The International Monetary Fund (IMF) on Friday said that it may again downgrade its already pessimistic outlook for the global economy in June given the possibility of a further decline in consumption, more job losses and the risk of a fresh wave of bankruptcies.
The IMF in April predicted a 3% contraction of the world economy this year. It also warned at the time of the possibility of a deeper crisis which could result in a 6% decline in 2020 and 0% growth in 2021.
“We are putting out new numbers on June 24 and they will likely be worse than what we had in April,” said IMF chief economist Gita Gopinath in a virtual address to the Seventh Asian Monetary Policy Forum on Friday.
Gopinath noted that there is still profound uncertainty about how long the Covid-19 pandemic will persist and what will be its true impact on consumption patterns, labour market conditions and the solvency of companies hit hard by the economic disruption.

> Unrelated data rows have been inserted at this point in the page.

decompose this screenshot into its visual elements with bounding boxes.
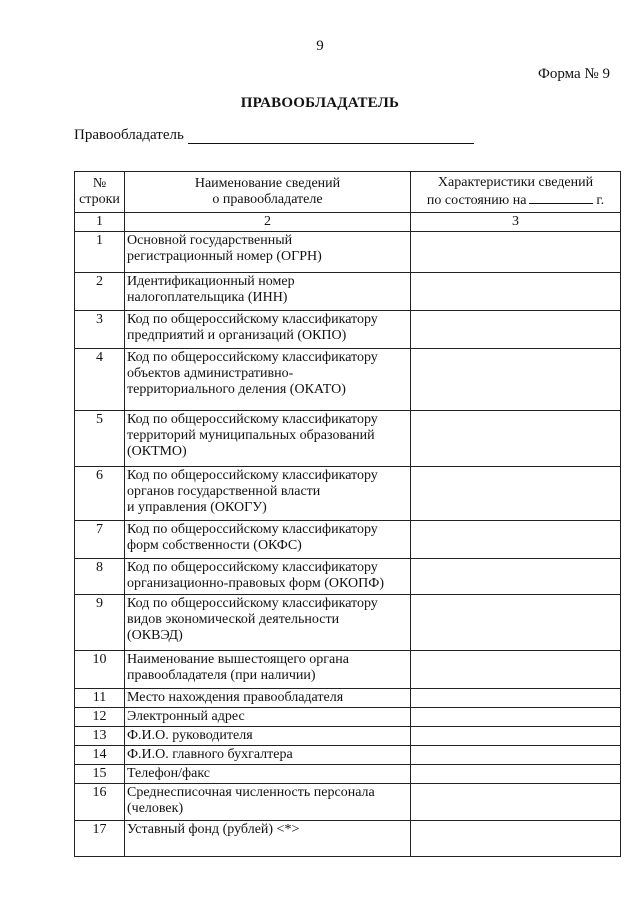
column-index-2: 2: [125, 213, 411, 232]
row-info-name: [125, 232, 411, 273]
row-info-name-line: (человек): [127, 801, 184, 816]
form-number: Форма № 9: [538, 66, 610, 82]
row-info-name-line: Код по общероссийскому классификатору: [127, 596, 378, 611]
row-number: 13: [75, 727, 125, 746]
header-name-line1: Наименование сведений: [194, 176, 341, 191]
row-info-name-line: и управления (ОКОГУ): [127, 500, 267, 515]
row-info-name: [125, 411, 411, 467]
row-characteristic-value[interactable]: [411, 311, 621, 349]
row-number: 4: [75, 349, 125, 411]
row-characteristic-value[interactable]: [411, 467, 621, 521]
row-info-name-line: правообладателя (при наличии): [127, 668, 316, 683]
header-char-line2: [413, 191, 618, 209]
page-number: 9: [316, 38, 324, 54]
row-info-name-line: Ф.И.О. руководителя: [127, 728, 253, 743]
row-characteristic-value[interactable]: [411, 559, 621, 595]
row-info-name-line: налогоплательщика (ИНН): [127, 290, 288, 305]
row-number: 8: [75, 559, 125, 595]
header-info-name: [125, 172, 411, 213]
row-info-name-line: объектов административно-: [127, 366, 294, 381]
row-info-name-line: Ф.И.О. главного бухгалтера: [127, 747, 293, 762]
table-row: [75, 784, 621, 821]
table-row: [75, 821, 621, 857]
table-row: [75, 349, 621, 411]
row-info-name-line: (ОКТМО): [127, 444, 187, 459]
row-number: 2: [75, 273, 125, 311]
row-info-name: [125, 311, 411, 349]
row-characteristic-value[interactable]: [411, 727, 621, 746]
row-info-name: [125, 467, 411, 521]
row-characteristic-value[interactable]: [411, 651, 621, 689]
row-info-name-line: Код по общероссийскому классификатору: [127, 522, 378, 537]
row-info-name-line: Наименование вышестоящего органа: [127, 652, 349, 667]
row-info-name-line: органов государственной власти: [127, 484, 321, 499]
row-info-name-line: Код по общероссийскому классификатору: [127, 468, 378, 483]
row-info-name-line: территориального деления (ОКАТО): [127, 382, 346, 397]
row-info-name: [125, 595, 411, 651]
row-info-name: [125, 521, 411, 559]
row-info-name: [125, 708, 411, 727]
row-info-name-line: Уставный фонд (рублей) <*>: [127, 822, 300, 837]
table-row: [75, 689, 621, 708]
row-characteristic-value[interactable]: [411, 273, 621, 311]
row-characteristic-value[interactable]: [411, 411, 621, 467]
row-info-name-line: видов экономической деятельности: [127, 612, 340, 627]
row-number: 6: [75, 467, 125, 521]
table-row: [75, 746, 621, 765]
row-info-name-line: организационно-правовых форм (ОКОПФ): [127, 576, 384, 591]
row-characteristic-value[interactable]: [411, 708, 621, 727]
row-info-name-line: Место нахождения правообладателя: [127, 690, 344, 705]
holder-label: Правообладатель: [74, 127, 184, 143]
row-info-name: [125, 689, 411, 708]
row-info-name-line: Код по общероссийскому классификатору: [127, 312, 378, 327]
table-row: [75, 559, 621, 595]
table-row: [75, 708, 621, 727]
row-characteristic-value[interactable]: [411, 232, 621, 273]
row-characteristic-value[interactable]: [411, 521, 621, 559]
table-row: [75, 467, 621, 521]
row-number: 11: [75, 689, 125, 708]
header-row-number: [75, 172, 125, 213]
row-number: 3: [75, 311, 125, 349]
header-char-prefix: по состоянию на: [426, 193, 527, 208]
header-num-line1: №: [92, 176, 107, 191]
table-row: [75, 765, 621, 784]
row-info-name: [125, 349, 411, 411]
table-row: [75, 232, 621, 273]
table-row: [75, 411, 621, 467]
row-characteristic-value[interactable]: [411, 746, 621, 765]
row-info-name-line: Код по общероссийскому классификатору: [127, 412, 378, 427]
table-row: [75, 595, 621, 651]
header-char-line1: Характеристики сведений: [437, 175, 594, 190]
row-info-name-line: Основной государственный: [127, 233, 293, 248]
row-info-name: [125, 559, 411, 595]
row-info-name-line: Среднесписочная численность персонала: [127, 785, 375, 800]
row-number: 10: [75, 651, 125, 689]
row-number: 14: [75, 746, 125, 765]
row-number: 7: [75, 521, 125, 559]
row-characteristic-value[interactable]: [411, 765, 621, 784]
row-info-name-line: Электронный адрес: [127, 709, 245, 724]
row-characteristic-value[interactable]: [411, 784, 621, 821]
document-title: ПРАВООБЛАДАТЕЛЬ: [240, 95, 400, 111]
row-number: 12: [75, 708, 125, 727]
header-char-suffix: г.: [596, 193, 605, 208]
row-characteristic-value[interactable]: [411, 349, 621, 411]
row-characteristic-value[interactable]: [411, 595, 621, 651]
row-info-name: [125, 765, 411, 784]
row-number: 5: [75, 411, 125, 467]
row-info-name: [125, 746, 411, 765]
row-info-name-line: Код по общероссийскому классификатору: [127, 560, 378, 575]
row-info-name-line: Код по общероссийскому классификатору: [127, 350, 378, 365]
row-info-name-line: регистрационный номер (ОГРН): [127, 249, 322, 264]
row-info-name-line: форм собственности (ОКФС): [127, 538, 302, 553]
row-info-name-line: предприятий и организаций (ОКПО): [127, 328, 347, 343]
row-number: 16: [75, 784, 125, 821]
row-info-name: [125, 651, 411, 689]
header-num-line2: строки: [79, 192, 120, 207]
rightholder-info-table: [74, 171, 621, 857]
row-number: 17: [75, 821, 125, 857]
header-name-line2: о правообладателе: [212, 192, 323, 207]
table-row: [75, 521, 621, 559]
row-info-name: [125, 273, 411, 311]
header-info-characteristics: [411, 172, 621, 213]
date-blank-line[interactable]: [529, 191, 593, 204]
row-characteristic-value[interactable]: [411, 689, 621, 708]
table-header-row: [75, 172, 621, 213]
row-info-name-line: территорий муниципальных образований: [127, 428, 375, 443]
row-info-name-line: (ОКВЭД): [127, 628, 183, 643]
row-info-name: [125, 727, 411, 746]
row-characteristic-value[interactable]: [411, 821, 621, 857]
table-row: [75, 651, 621, 689]
row-number: 15: [75, 765, 125, 784]
row-info-name-line: Идентификационный номер: [127, 274, 295, 289]
row-number: 1: [75, 232, 125, 273]
holder-field-row: [74, 127, 474, 144]
table-row: [75, 311, 621, 349]
table-body: [75, 232, 621, 857]
table-row: [75, 273, 621, 311]
column-index-1: 1: [75, 213, 125, 232]
table-row: [75, 727, 621, 746]
holder-blank-line[interactable]: [188, 129, 474, 144]
column-index-row: [75, 213, 621, 232]
row-info-name: [125, 784, 411, 821]
row-info-name: [125, 821, 411, 857]
row-number: 9: [75, 595, 125, 651]
column-index-3: 3: [411, 213, 621, 232]
row-info-name-line: Телефон/факс: [127, 766, 211, 781]
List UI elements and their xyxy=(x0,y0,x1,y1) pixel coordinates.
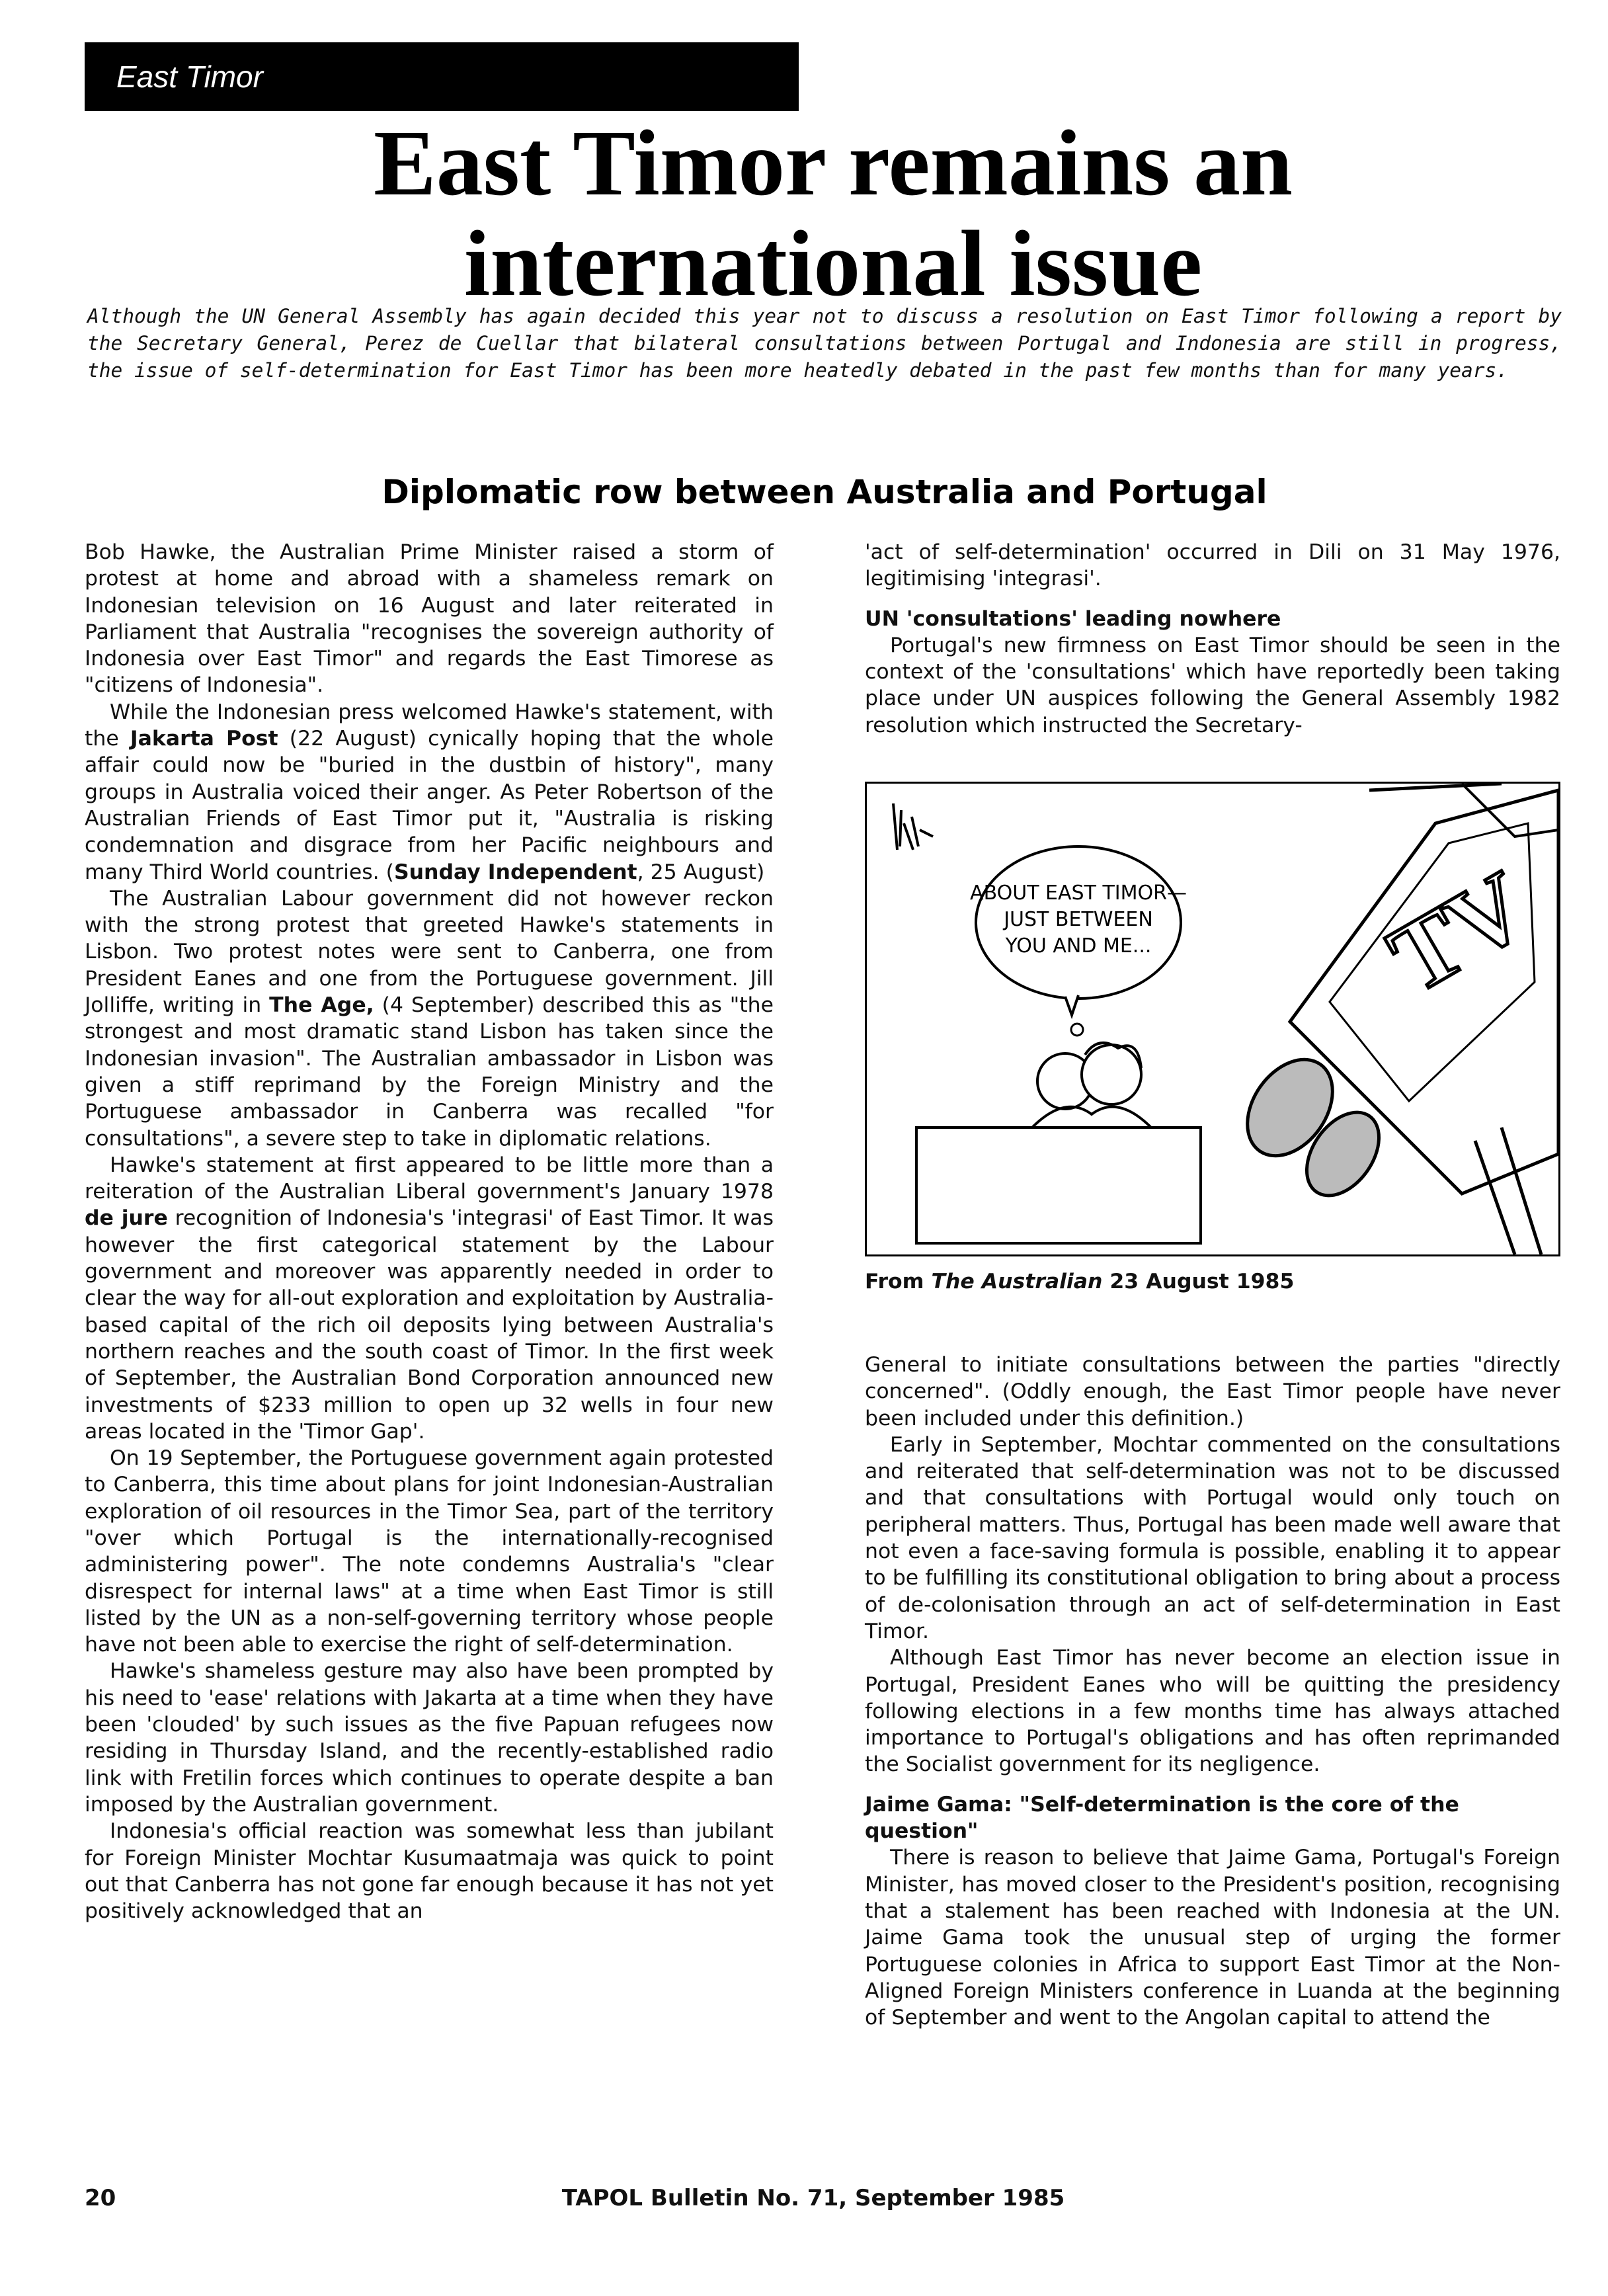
headline-line-2: international issue xyxy=(463,211,1203,315)
col2-paragraph-2: Portugal's new firmness on East Timor should be seen in the context of the 'consultations' which have reportedly been taking place under UN auspices following the General Assembly 1982 resolution which instructed the Secretary- xyxy=(865,633,1560,737)
col2-paragraph-4: Early in September, Mochtar commented on the consultations and reiterated that self-determination was not to be discussed and that consultations with Portugal would only touch on peripheral matters. Thus, Portugal has been made well aware that not even a face-saving formula is possible, enabling it to appear to be fulfilling its constitutional obligation to bring about a process of de-colonisation through an act of self-determination in East Timor. xyxy=(865,1432,1560,1643)
tv-camera xyxy=(1230,784,1558,1254)
publication-name: Jakarta Post xyxy=(130,727,278,751)
publication-name: The Age, xyxy=(269,993,374,1018)
caption-source: The Australian xyxy=(931,1270,1103,1293)
cartoon-desk xyxy=(916,1128,1201,1243)
headline-line-1: East Timor remains an xyxy=(374,110,1293,215)
page-number: 20 xyxy=(85,2185,116,2211)
speech-text-line-1: ABOUT EAST TIMOR— xyxy=(970,882,1187,905)
col1-paragraph-6: Hawke's shameless gesture may also have been prompted by his need to 'ease' relations with Jakarta at a time when they have been 'clouded' by such issues as the five Papuan refugees now residing in Thursday Island, and the recently-established radio link with Fretilin forces which continues to operate despite a ban imposed by the Australian government. xyxy=(85,1659,774,1817)
cartoon-caption: From The Australian 23 August 1985 xyxy=(865,1270,1295,1293)
cartoon-drawing xyxy=(867,784,1558,1254)
column-right-bottom xyxy=(865,1352,1560,2031)
artist-signature xyxy=(893,803,933,850)
speech-text-line-3: YOU AND ME... xyxy=(1005,934,1152,958)
col2-paragraph-5: Although East Timor has never become an election issue in Portugal, President Eanes who will be quitting the presidency following elections in a few months time has always attached importance to Portugal's obligations and has often reprimanded the Socialist government for its negligence. xyxy=(865,1646,1560,1777)
camera-tv-label: TV xyxy=(1371,850,1546,1014)
section-heading-jaime-gama: Jaime Gama: "Self-determination is the core of the question" xyxy=(865,1792,1459,1844)
section-tag: East Timor xyxy=(85,42,799,111)
col2-paragraph-3: General to initiate consultations between the parties "directly concerned". (Oddly enough, the East Timor people have never been included under this definition.) xyxy=(865,1353,1560,1430)
col1-paragraph-3: The Australian Labour government did not however reckon with the strong protest that greeted Hawke's statements in Lisbon. Two protest notes were sent to Canberra, one from President Eanes and one from the Portuguese government. Jill Jolliffe, writing in The Age, (4 September) described this as "the strongest and most dramatic stand Lisbon has taken since the Indonesian invasion". The Australian ambassador in Lisbon was given a stiff reprimand by the Foreign Ministry and the Portuguese ambassador in Canberra was recalled "for consultations", a severe step to take in diplomatic relations. xyxy=(85,886,774,1151)
publication-name: Sunday Independent xyxy=(393,860,637,884)
subhead: Diplomatic row between Australia and Portugal xyxy=(382,473,1267,511)
speech-bubble xyxy=(970,846,1187,1036)
col2-paragraph-6: There is reason to believe that Jaime Gama, Portugal's Foreign Minister, has moved closer to the President's position, recognising that a stalement has been reached with Indonesia at the UN. Jaime Gama took the unusual step of urging the former Portuguese colonies in Africa to support East Timor at the Non-Aligned Foreign Ministers conference in Luanda at the beginning of September and went to the Angolan capital to attend the xyxy=(865,1846,1560,2030)
cartoon-figures xyxy=(1032,1043,1151,1128)
column-right-top xyxy=(865,539,1560,739)
col2-paragraph-1: 'act of self-determination' occurred in Dili on 31 May 1976, legitimising 'integrasi'. xyxy=(865,540,1560,591)
headline xyxy=(278,112,1388,313)
col1-paragraph-1: Bob Hawke, the Australian Prime Minister raised a storm of protest at home and abroad with a shameless remark on Indonesian television on 16 August and later reiterated in Parliament that Australia "recognises the sovereign authority of Indonesia over East Timor" and regards the East Timorese as "citizens of Indonesia". xyxy=(85,540,774,698)
section-heading-consultations: UN 'consultations' leading nowhere xyxy=(865,606,1281,631)
editorial-cartoon xyxy=(865,782,1560,1256)
col1-paragraph-2: While the Indonesian press welcomed Hawke's statement, with the Jakarta Post (22 August) cynically hoping that the whole affair could now be "buried in the dustbin of history", many groups in Australia voiced their anger. As Peter Robertson of the Australian Friends of East Timor put it, "Australia is risking condemnation and disgrace from her Pacific neighbours and many Third World countries. (Sunday Independent, 25 August) xyxy=(85,700,774,884)
speech-text-line-2: JUST BETWEEN xyxy=(1004,908,1153,931)
col1-paragraph-7: Indonesia's official reaction was somewhat less than jubilant for Foreign Minister Mochtar Kusumaatmaja was quick to point out that Canberra has not gone far enough because it has not yet positively acknowledged that an xyxy=(85,1819,774,1924)
emphasis-term: de jure xyxy=(85,1206,168,1231)
col1-paragraph-5: On 19 September, the Portuguese government again protested to Canberra, this time about plans for joint Indonesian-Australian exploration of oil resources in the Timor Sea, part of the territory "over which Portugal is the internationally-recognised administering power". The note condemns Australia's "clear disrespect for internal laws" at a time when East Timor is still listed by the UN as a non-self-governing territory whose people have not been able to exercise the right of self-determination. xyxy=(85,1446,774,1657)
col1-paragraph-4: Hawke's statement at first appeared to be little more than a reiteration of the Australian Liberal government's January 1978 de jure recognition of Indonesia's 'integrasi' of East Timor. It was however the first categorical statement by the Labour government and moreover was apparently needed in order to clear the way for all-out exploration and exploitation by Australia-based capital of the rich oil deposits lying between Australia's northern reaches and the south coast of Timor. In the first week of September, the Australian Bond Corporation announced new investments of $233 million to open up 32 wells in four new areas located in the 'Timor Gap'. xyxy=(85,1153,774,1444)
publication-footer: TAPOL Bulletin No. 71, September 1985 xyxy=(561,2185,1065,2211)
deck-intro: Although the UN General Assembly has again decided this year not to discuss a resolution on East Timor following a report by the Secretary General, Perez de Cuellar that bilateral consultations between Portugal and Indonesia are still in progress, the issue of self-determination for East Timor has been more heatedly debated in the past few months than for many years. xyxy=(87,305,1562,382)
column-left xyxy=(85,539,774,1924)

“These variables point to significant scarring effects,” she said. “As such there is a big question about what the recovery would look like.”
The IMF in April had penciled in a 3.5% contraction of gross domestic product in 2020 for Singapore. Since then, the Ministry of Trade and Industry has lowered its 2020 growth forecast range for Singapore from -4 to -7%.
Gopinath said that for most of Asia, lower oil prices, success in containing the spread of the virus and low vulnerability to external shocks in terms of financing needs and debt stress would be a positive.
However, “the open economies of Asia will be hit by the major contraction in international trade”, she said, predicting that global trade may contract by 10% this year.
The IMF chief economist warned that there are broader threats to globalization beyond the current crisis. “The US-China trade war, political tensions in Hong Kong and other geopolitical risks may have big implications for global supply chains and allocation of production going forward”, she noted.
While the challenge to keep capital flowing has been to some extent addressed by easing monetary conditions, it is still a vulnerability for the region. “If things get worse, Asia could have a turmoil in the financial markets again,” she said.
Most economies in the region and worldwide have started to reopen their economies, but they should also be prepared for subsequent waves of infections and hence it would be advisable to keep the reopening in phases, she said.
Gopinath said as there is no solution to the health crisis so far, some sectors – such as those related to hospitality – may remain unviable worldwide for a longer period.
“The policy then has to shift from trying to keep workers matched to their sectors to reallocating them to businesses that are actually growing and have the potential to absorb them,” she said.
“There is going to be a time when countries will have to make difficult choices about which systemically or strategically important firms to preserve and which ones to let go,” she said.